1. Leaving junk foods in your house.
My motto is “if you don’t buy it you can’t try it!!” Avoid sabotaging your eat clean efforts by only stocking healthy nutritious foods in your house. That tub of Ben and Jerry’s will literally talk you into eating it!
2. Deciding to go it alone regarding training and nutrition advice.
This might seem like a good idea and very cost effective but you are actually sabotaging your efforts immediately. Unless you have been studying nutrition and exercise science for decades knowing what works for you is extremely hit and miss to say the least. According to Brian Tracey “for every 1 dollar you invest in yourself it will return 30 dollars to your bottom line” that’s 30:1 or 3000 % return on your investment. Simply put your journey to your dream body with professional coaching is 3000% closer than the winging it yourself method.
3. Skimping on your investment.
Whatever your budget you should seek out the best possible advice or training you can afford. The cheapest will not necessarily work out to be the bargain in the long run. Charles Poliquin told this true story in one of his seminars. One of his pro athlete clients was looking to make the grade for a very prestigious team with a multi- million dollar contract at stake. Working with Poliquin he got his contract and made it to the big time. For a subsequent season the same athlete hired a cheaper less experienced coach. His performance suffered so severely he lost his contract. Lesson –don’t be cheap. Get the best you can afford. It will pay in the long run.
“World-class achievers hire world-class personal coaches, advisors and mentors”
4. Be on time for your workouts.
Psychotherapists know from clinical experience that clients who arrive late consistently are avoiding “their stuff”. They are looking for a way to sabotage their therapy. Some people will subconsciously derail themselves by constantly showing up late or maybe even picking an argument with their trainer or therapist or sponsor to avoid doing the work on themselves. This also very conveniently gives the individual in question a beautiful opportunity to abdicate responsibility for the demise of the partnership. It’s the same way that people sabotage great relationships and drive great partners away.
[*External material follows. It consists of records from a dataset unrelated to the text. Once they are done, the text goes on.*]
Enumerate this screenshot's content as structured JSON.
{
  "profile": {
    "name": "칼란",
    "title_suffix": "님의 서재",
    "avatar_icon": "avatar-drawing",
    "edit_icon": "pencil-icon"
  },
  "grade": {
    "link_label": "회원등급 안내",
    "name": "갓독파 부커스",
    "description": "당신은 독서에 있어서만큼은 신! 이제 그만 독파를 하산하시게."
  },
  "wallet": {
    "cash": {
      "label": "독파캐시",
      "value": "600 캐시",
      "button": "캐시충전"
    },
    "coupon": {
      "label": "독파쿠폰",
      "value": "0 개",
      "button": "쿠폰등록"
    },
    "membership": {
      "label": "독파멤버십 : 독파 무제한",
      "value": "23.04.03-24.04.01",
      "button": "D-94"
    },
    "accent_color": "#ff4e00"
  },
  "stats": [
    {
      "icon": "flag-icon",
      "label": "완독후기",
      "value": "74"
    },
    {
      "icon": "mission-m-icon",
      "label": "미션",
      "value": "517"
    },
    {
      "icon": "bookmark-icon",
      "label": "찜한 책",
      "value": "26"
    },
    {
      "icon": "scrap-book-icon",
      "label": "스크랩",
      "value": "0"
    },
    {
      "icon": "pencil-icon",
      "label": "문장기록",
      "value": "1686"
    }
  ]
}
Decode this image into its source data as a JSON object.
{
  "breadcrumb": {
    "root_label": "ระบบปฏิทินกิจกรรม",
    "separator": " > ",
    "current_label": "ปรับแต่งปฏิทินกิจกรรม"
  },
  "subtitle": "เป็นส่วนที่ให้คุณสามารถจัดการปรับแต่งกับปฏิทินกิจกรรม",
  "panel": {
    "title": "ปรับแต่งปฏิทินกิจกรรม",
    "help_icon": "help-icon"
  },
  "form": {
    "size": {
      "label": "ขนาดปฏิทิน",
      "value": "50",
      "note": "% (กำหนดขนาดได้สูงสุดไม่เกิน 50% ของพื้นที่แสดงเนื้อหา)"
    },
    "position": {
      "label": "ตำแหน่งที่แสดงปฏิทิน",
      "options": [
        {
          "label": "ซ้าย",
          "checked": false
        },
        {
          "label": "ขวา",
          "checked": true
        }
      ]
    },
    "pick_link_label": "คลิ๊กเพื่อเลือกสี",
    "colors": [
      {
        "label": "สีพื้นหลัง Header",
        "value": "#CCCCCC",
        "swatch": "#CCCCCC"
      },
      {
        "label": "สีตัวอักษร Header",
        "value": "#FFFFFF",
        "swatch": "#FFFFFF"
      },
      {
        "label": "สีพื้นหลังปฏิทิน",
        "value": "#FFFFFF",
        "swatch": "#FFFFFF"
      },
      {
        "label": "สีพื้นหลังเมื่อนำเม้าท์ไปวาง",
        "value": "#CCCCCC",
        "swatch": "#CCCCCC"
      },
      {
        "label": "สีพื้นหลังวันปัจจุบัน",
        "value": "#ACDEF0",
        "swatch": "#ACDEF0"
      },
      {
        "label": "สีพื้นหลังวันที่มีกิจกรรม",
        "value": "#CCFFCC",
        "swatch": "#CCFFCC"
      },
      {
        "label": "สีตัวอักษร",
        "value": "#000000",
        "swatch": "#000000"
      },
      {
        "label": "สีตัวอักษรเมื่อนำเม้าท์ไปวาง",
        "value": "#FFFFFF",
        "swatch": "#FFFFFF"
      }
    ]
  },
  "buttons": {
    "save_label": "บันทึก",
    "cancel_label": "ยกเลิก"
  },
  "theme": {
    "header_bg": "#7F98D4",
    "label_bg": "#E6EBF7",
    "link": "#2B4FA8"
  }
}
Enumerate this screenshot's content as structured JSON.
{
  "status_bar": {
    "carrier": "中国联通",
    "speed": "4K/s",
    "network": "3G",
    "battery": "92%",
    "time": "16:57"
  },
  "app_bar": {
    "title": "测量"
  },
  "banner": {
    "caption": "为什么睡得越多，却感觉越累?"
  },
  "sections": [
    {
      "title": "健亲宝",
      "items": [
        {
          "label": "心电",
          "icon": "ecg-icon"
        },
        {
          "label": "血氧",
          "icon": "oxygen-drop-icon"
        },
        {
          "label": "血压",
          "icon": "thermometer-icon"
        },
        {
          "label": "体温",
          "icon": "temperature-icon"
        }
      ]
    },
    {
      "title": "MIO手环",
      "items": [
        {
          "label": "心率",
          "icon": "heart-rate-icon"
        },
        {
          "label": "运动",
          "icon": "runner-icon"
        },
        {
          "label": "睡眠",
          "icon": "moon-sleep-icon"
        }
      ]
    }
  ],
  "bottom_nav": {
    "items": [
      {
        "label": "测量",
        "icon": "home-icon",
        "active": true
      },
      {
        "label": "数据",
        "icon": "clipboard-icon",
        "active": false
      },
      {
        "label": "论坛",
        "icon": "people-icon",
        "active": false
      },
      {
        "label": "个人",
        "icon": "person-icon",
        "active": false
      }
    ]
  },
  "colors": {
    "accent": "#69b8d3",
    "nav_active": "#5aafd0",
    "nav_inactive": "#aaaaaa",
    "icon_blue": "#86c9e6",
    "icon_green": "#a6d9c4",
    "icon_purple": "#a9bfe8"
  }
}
5. Find conscious ways to work on your self-esteem.
Basically all self -sabotage boils down to poor self-esteem. If you love and value yourself enough you invest in yourself, you are honest with yourself, you own up and take responsibility when you mess something up and it’s your own fault, you recognise your own weaknesses and make preparations to prevent these weaknesses from sabotaging your progress. People with high self -esteem tend to focus on lifting with excellent form. People with low self -esteem lift with their egos ( heavy weight and terrible form.)
The process of self-sabotage keeps you in alignment with how you see yourself. This is why fat people may still see themselves as fat even after they have lost all of the weight and many sabotage their way back to their original or even larger size. Working on your self-esteem may come in the form of private therapy or affirmations or simply a commitment to exercising and nourishing your body with good foods. Whatever way you slice it the higher your self- esteem the less the incidents of self-sabotage will plague your quest for your dream body! At the end of the day the only thing standing in your way is YOU!